Nigeria braces itself for Oil Unions Strike
In a statement released on Monday, 15th of December, 2014, representatives of the Petroleum and Natural Gas Senior Staff Association of Nigeria (PENGASSAN) and Nigerian Union of Petroleum and Natural Gas Workers (NUPENG) confirmed that the unions will be proceeding on an indefinite strike with the aim of shutting down oil exports from the West African Nation.
In a statement by Emmanuel Ojugbana, spokesperson of PENGASSAN, he confirmed that the country will soon begin to notice shutdown of oil flow. Our correspondents in the capital city, Abuja, were unable to get comments from spokesperson of the Nigerian National petroleum Corporation (NNPC), Mr. Ohi Alegbe.
At this critical period, it is noted that any diminution in pumping of crude oil would clash with the already sliding price of Nigeria’s biggest source of revenue, which accounts for over 85% of it’s export revenue. Brent crude oil plunged by 44% this year only rising by 2.3% today t $63.25 a barrel. According to estimates from the deutsche Bank, Nigeria needs about double the current price to balance its budget.
However, director at the New York based Eurasia Group, Philippe de Pontet does not believe that the strike would have any particular bearing on the sale of crude or the economy generally.
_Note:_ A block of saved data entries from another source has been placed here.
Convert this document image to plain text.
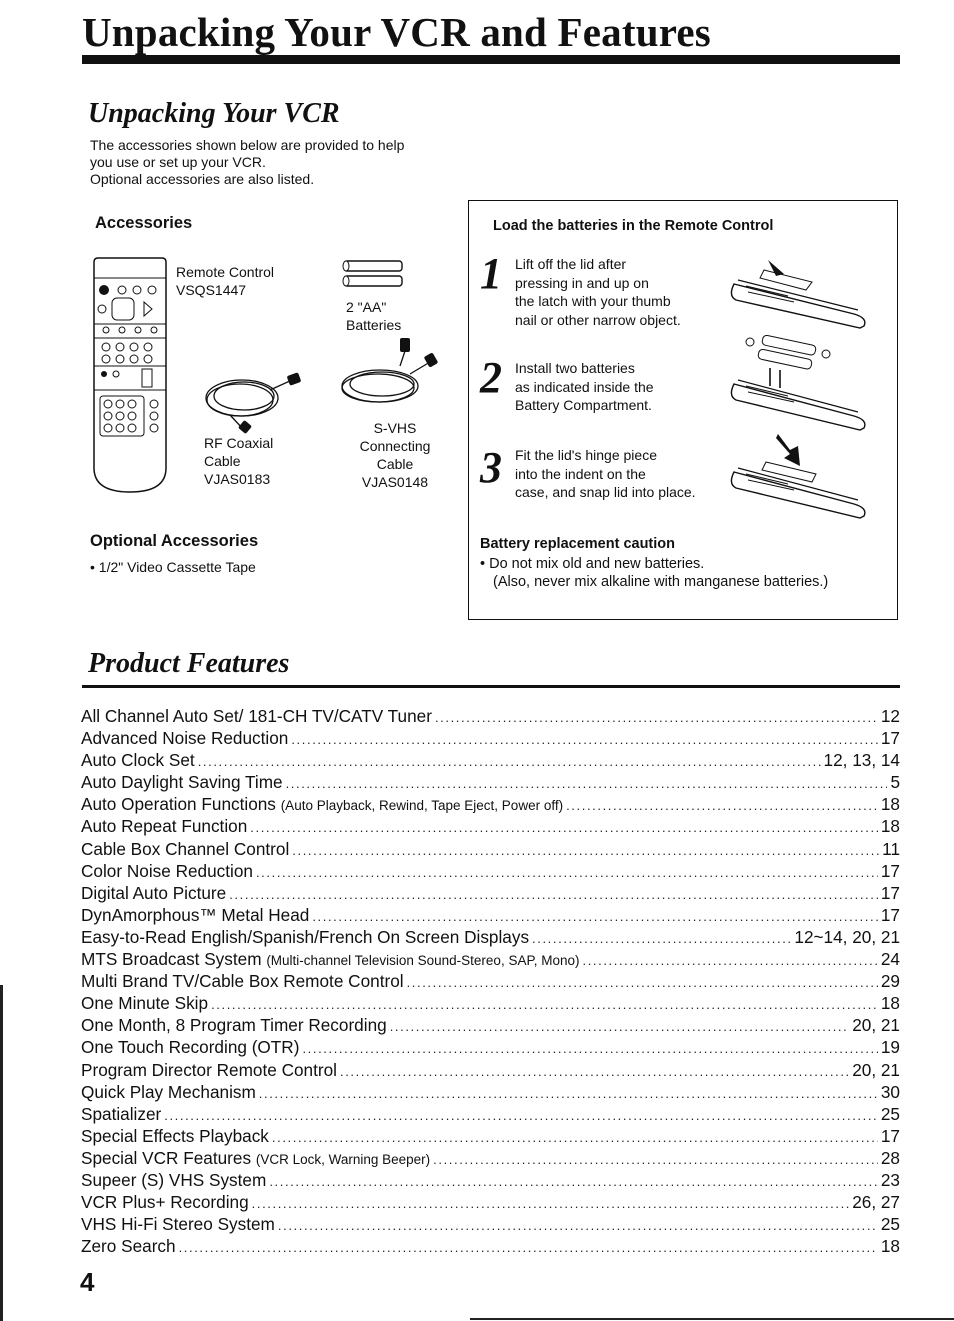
Unpacking Your VCR and Features
Unpacking Your VCR
The accessories shown below are provided to help
you use or set up your VCR.
Optional accessories are also listed.
Accessories
Remote Control
VSQS1447
2 "AA"
Batteries
RF Coaxial
Cable
VJAS0183
S-VHS
Connecting
Cable
VJAS0148
Optional Accessories
• 1/2" Video Cassette Tape
Load the batteries in the Remote Control
1 Lift off the lid after
pressing in and up on
the latch with your thumb
nail or other narrow object.
2 Install two batteries
as indicated inside the
Battery Compartment.
3 Fit the lid's hinge piece
into the indent on the
case, and snap lid into place.
Battery replacement caution
• Do not mix old and new batteries.
(Also, never mix alkaline with manganese batteries.)
Product Features
All Channel Auto Set/ 181-CH TV/CATV Tuner .....	12
Advanced Noise Reduction .....	17
Auto Clock Set .....	12, 13, 14
Auto Daylight Saving Time .....	5
Auto Operation Functions
(Auto Playback, Rewind, Tape Eject, Power off) .....	18
Auto Repeat Function .....	18
Cable Box Channel Control .....	11
Color Noise Reduction .....	17
Digital Auto Picture .....	17
DynAmorphous™ Metal Head .....	17
Easy-to-Read English/Spanish/French On Screen Displays .....	12~14, 20, 21
MTS Broadcast System
(Multi-channel Television Sound-Stereo, SAP, Mono) .....	24
Multi Brand TV/Cable Box Remote Control .....	29
One Minute Skip .....	18
One Month, 8 Program Timer Recording .....	20, 21
One Touch Recording (OTR) .....	19
Program Director Remote Control .....	20, 21
Quick Play Mechanism .....	30
Spatializer .....	25
Special Effects Playback .....	17
Special VCR Features
(VCR Lock, Warning Beeper) .....	28
Supeer (S) VHS System .....	23
VCR Plus+ Recording .....	26, 27
VHS Hi-Fi Stereo System .....	25
Zero Search .....	18
4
He was quoted saying, “We do not expect the strike to have a material impact on Nigeria’s oil production, certainly not in the early days. The unions are taking advantage of the political climate ahead of the general elections in February to maximize their negotiating leverage on a set of unrelated matters.”
However, figures compiled by Bloomberg confirm that Nigeria’s crude oil output declined by almost 3.2% the last time NUPENG and PENGASSAN went on strike sometime in September. Nigeria pumped an estimated 2.3 million barrels of crude oil a day last year, 26% of Africa’s total output according to BP.
The Unions disagree as they insist that the strike is to protest the government’s failure to fix refineries, cut gasoline prices in line with the falling crude prices and also passage of the much delayed Petroleum Industry Bill. They want the government to address these issues and also curb pipeline sabotage and certain ‘unfair labour practices” by producers.
No statement is yet to be issued by the government at this time and Union leaders have expressed an indefatigable commitment to proceed with the strike.